Quando mi ha telefonato, voleva sfogarsi e mi ha chiesto aiuto per capire come mai non era stata ben accettata.

Riflessione della coach

Ho proposto alla sig.ra questa riflessione: la differenza tra RICHIESTE e OFFERTE, un aspetto che affronto nel coaching ontologico.

Le richieste nascono da una carenza ed espongono chi le fa. Possono essere tacite e dipendono dal contesto. Si ripropongono fino a essere soddisfatte.

Le offerte nascono da una volontà di servizio:

dalla possibilità di una persona di convertirsi in un’opportunità per un’altra persona.
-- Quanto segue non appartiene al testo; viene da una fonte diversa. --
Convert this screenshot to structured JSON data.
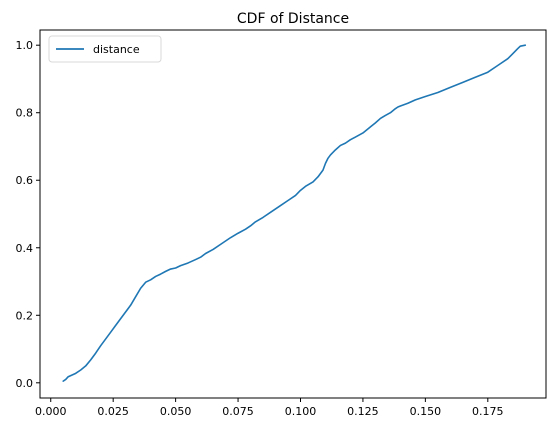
{
  "chart_data": {
    "type": "line",
    "title": "CDF of Distance",
    "xlabel": "",
    "ylabel": "",
    "xlim": [
      -0.0043,
      0.1983
    ],
    "ylim": [
      -0.045,
      1.045
    ],
    "xticks": [
      0.0,
      0.025,
      0.05,
      0.075,
      0.1,
      0.125,
      0.15,
      0.175
    ],
    "xtick_labels": [
      "0.000",
      "0.025",
      "0.050",
      "0.075",
      "0.100",
      "0.125",
      "0.150",
      "0.175"
    ],
    "yticks": [
      0.0,
      0.2,
      0.4,
      0.6,
      0.8,
      1.0
    ],
    "ytick_labels": [
      "0.0",
      "0.2",
      "0.4",
      "0.6",
      "0.8",
      "1.0"
    ],
    "grid": false,
    "legend": {
      "placement": "top-left"
    },
    "series": [
      {
        "name": "distance",
        "color": "#1f77b4",
        "x": [
          0.005,
          0.006,
          0.007,
          0.01,
          0.012,
          0.014,
          0.016,
          0.018,
          0.02,
          0.022,
          0.024,
          0.026,
          0.028,
          0.03,
          0.032,
          0.034,
          0.036,
          0.038,
          0.04,
          0.042,
          0.044,
          0.046,
          0.048,
          0.05,
          0.052,
          0.055,
          0.058,
          0.06,
          0.062,
          0.065,
          0.068,
          0.07,
          0.072,
          0.075,
          0.078,
          0.08,
          0.082,
          0.085,
          0.088,
          0.09,
          0.092,
          0.095,
          0.098,
          0.1,
          0.102,
          0.105,
          0.107,
          0.109,
          0.11,
          0.111,
          0.112,
          0.114,
          0.116,
          0.118,
          0.12,
          0.122,
          0.125,
          0.128,
          0.13,
          0.132,
          0.134,
          0.136,
          0.138,
          0.139,
          0.14,
          0.143,
          0.146,
          0.15,
          0.155,
          0.16,
          0.165,
          0.17,
          0.175,
          0.178,
          0.18,
          0.183,
          0.185,
          0.187,
          0.188,
          0.19
        ],
        "y": [
          0.005,
          0.01,
          0.018,
          0.028,
          0.038,
          0.05,
          0.068,
          0.088,
          0.11,
          0.13,
          0.15,
          0.17,
          0.19,
          0.21,
          0.23,
          0.255,
          0.28,
          0.298,
          0.305,
          0.315,
          0.322,
          0.33,
          0.337,
          0.34,
          0.347,
          0.355,
          0.365,
          0.372,
          0.383,
          0.395,
          0.41,
          0.42,
          0.43,
          0.443,
          0.455,
          0.465,
          0.477,
          0.49,
          0.505,
          0.515,
          0.525,
          0.54,
          0.555,
          0.57,
          0.582,
          0.595,
          0.61,
          0.63,
          0.65,
          0.665,
          0.675,
          0.69,
          0.703,
          0.71,
          0.72,
          0.728,
          0.74,
          0.758,
          0.77,
          0.783,
          0.792,
          0.8,
          0.812,
          0.817,
          0.82,
          0.828,
          0.838,
          0.848,
          0.86,
          0.875,
          0.89,
          0.905,
          0.92,
          0.935,
          0.945,
          0.96,
          0.975,
          0.99,
          0.997,
          1.0
        ]
      }
    ]
  }
}
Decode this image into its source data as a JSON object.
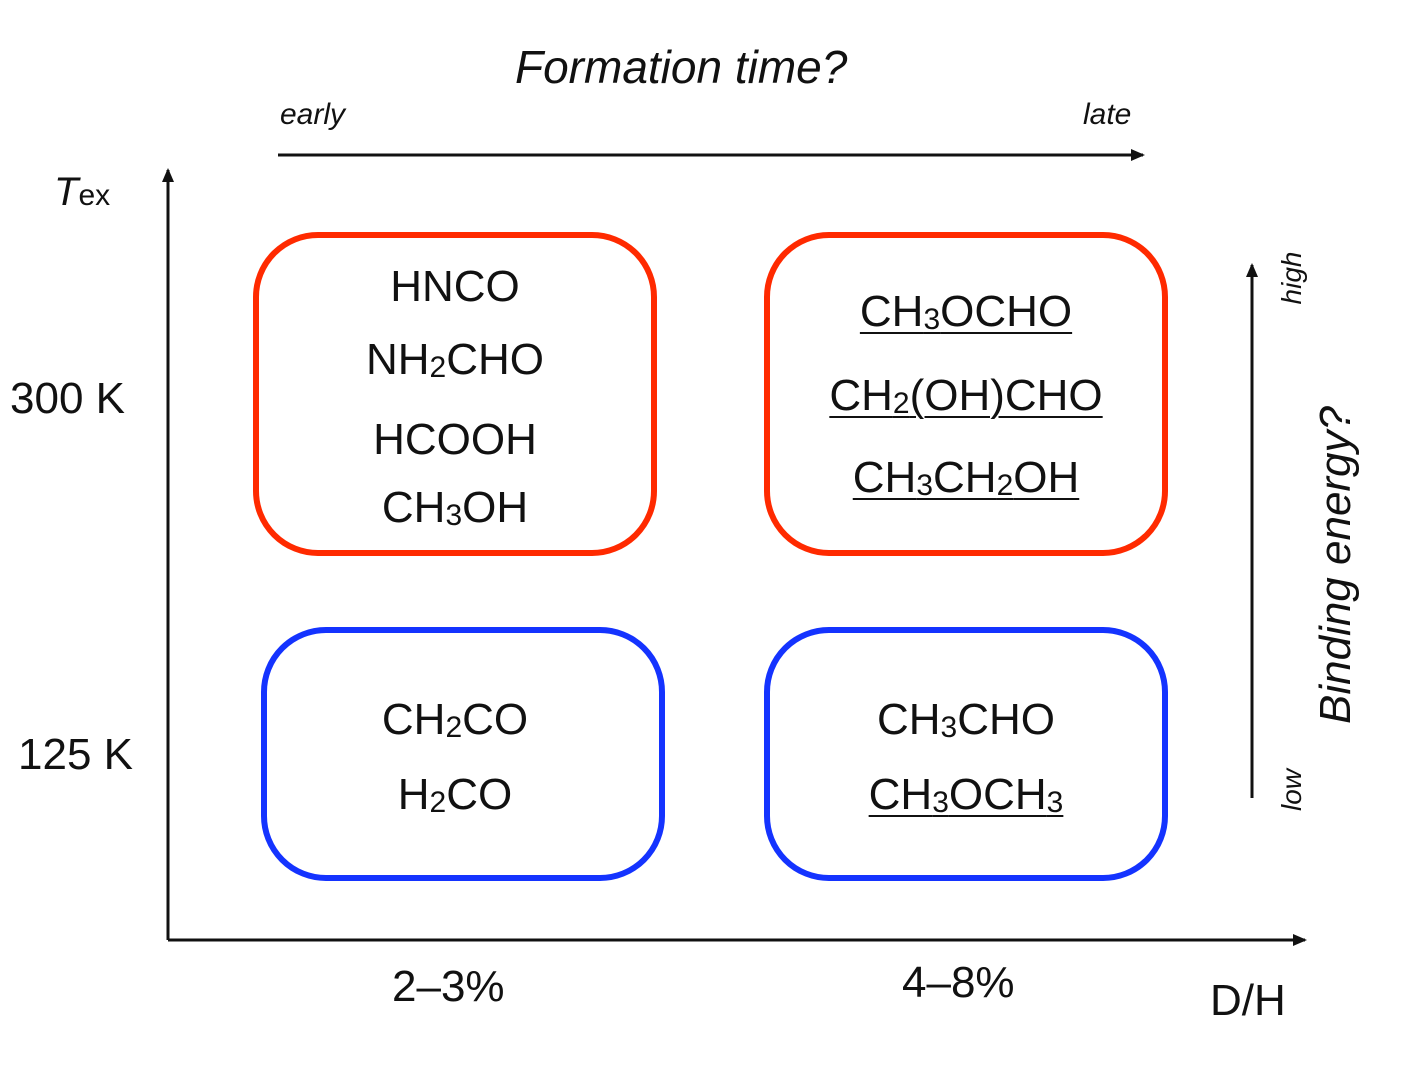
{
  "title": "Formation time?",
  "time_axis": {
    "left": "early",
    "right": "late"
  },
  "y_axis": {
    "label_main": "T",
    "label_sub": "ex",
    "ticks": [
      "300 K",
      "125 K"
    ]
  },
  "x_axis": {
    "label": "D/H",
    "ticks": [
      "2–3%",
      "4–8%"
    ]
  },
  "binding_axis": {
    "label": "Binding energy?",
    "top": "high",
    "bottom": "low"
  },
  "colors": {
    "warm_box": "#ff2a00",
    "cold_box": "#1433ff",
    "axis": "#111111"
  },
  "boxes": [
    {
      "name": "300K-low-DH",
      "color": "warm",
      "molecules": [
        {
          "parts": [
            "HNCO"
          ],
          "underlined": false
        },
        {
          "parts": [
            "NH",
            "2",
            "CHO"
          ],
          "underlined": false
        },
        {
          "parts": [
            "HCOOH"
          ],
          "underlined": false
        },
        {
          "parts": [
            "CH",
            "3",
            "OH"
          ],
          "underlined": false
        }
      ]
    },
    {
      "name": "300K-high-DH",
      "color": "warm",
      "molecules": [
        {
          "parts": [
            "CH",
            "3",
            "OCHO"
          ],
          "underlined": true
        },
        {
          "parts": [
            "CH",
            "2",
            "(OH)CHO"
          ],
          "underlined": true
        },
        {
          "parts": [
            "CH",
            "3",
            "CH",
            "2",
            "OH"
          ],
          "underlined": true
        }
      ]
    },
    {
      "name": "125K-low-DH",
      "color": "cold",
      "molecules": [
        {
          "parts": [
            "CH",
            "2",
            "CO"
          ],
          "underlined": false
        },
        {
          "parts": [
            "H",
            "2",
            "CO"
          ],
          "underlined": false
        }
      ]
    },
    {
      "name": "125K-high-DH",
      "color": "cold",
      "molecules": [
        {
          "parts": [
            "CH",
            "3",
            "CHO"
          ],
          "underlined": false
        },
        {
          "parts": [
            "CH",
            "3",
            "OCH",
            "3"
          ],
          "underlined": true
        }
      ]
    }
  ]
}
L’offerta implica un rischio. Quello di non essere accolta.

Non offrirsi rappresenta una delle principali cause di perdite nascoste.

Dopo queste sollecitazioni, la sig.ra mi ha chiesto di poter riflettere perché non aveva considerato l’altra faccia della medaglia, proprio non riusciva a vederla. In seconda battuta, mi ha chiesto cosa poteva fare per rimediare…

Ed ecco la negoziazione. Le ho suggerito di fare una contro-proposta offrendo qualcosa di diverso alla nuora e suo figlio, promettendo di rendersi disponibile all’occorrenza consapevole del dono che potenzialmente poteva offrire.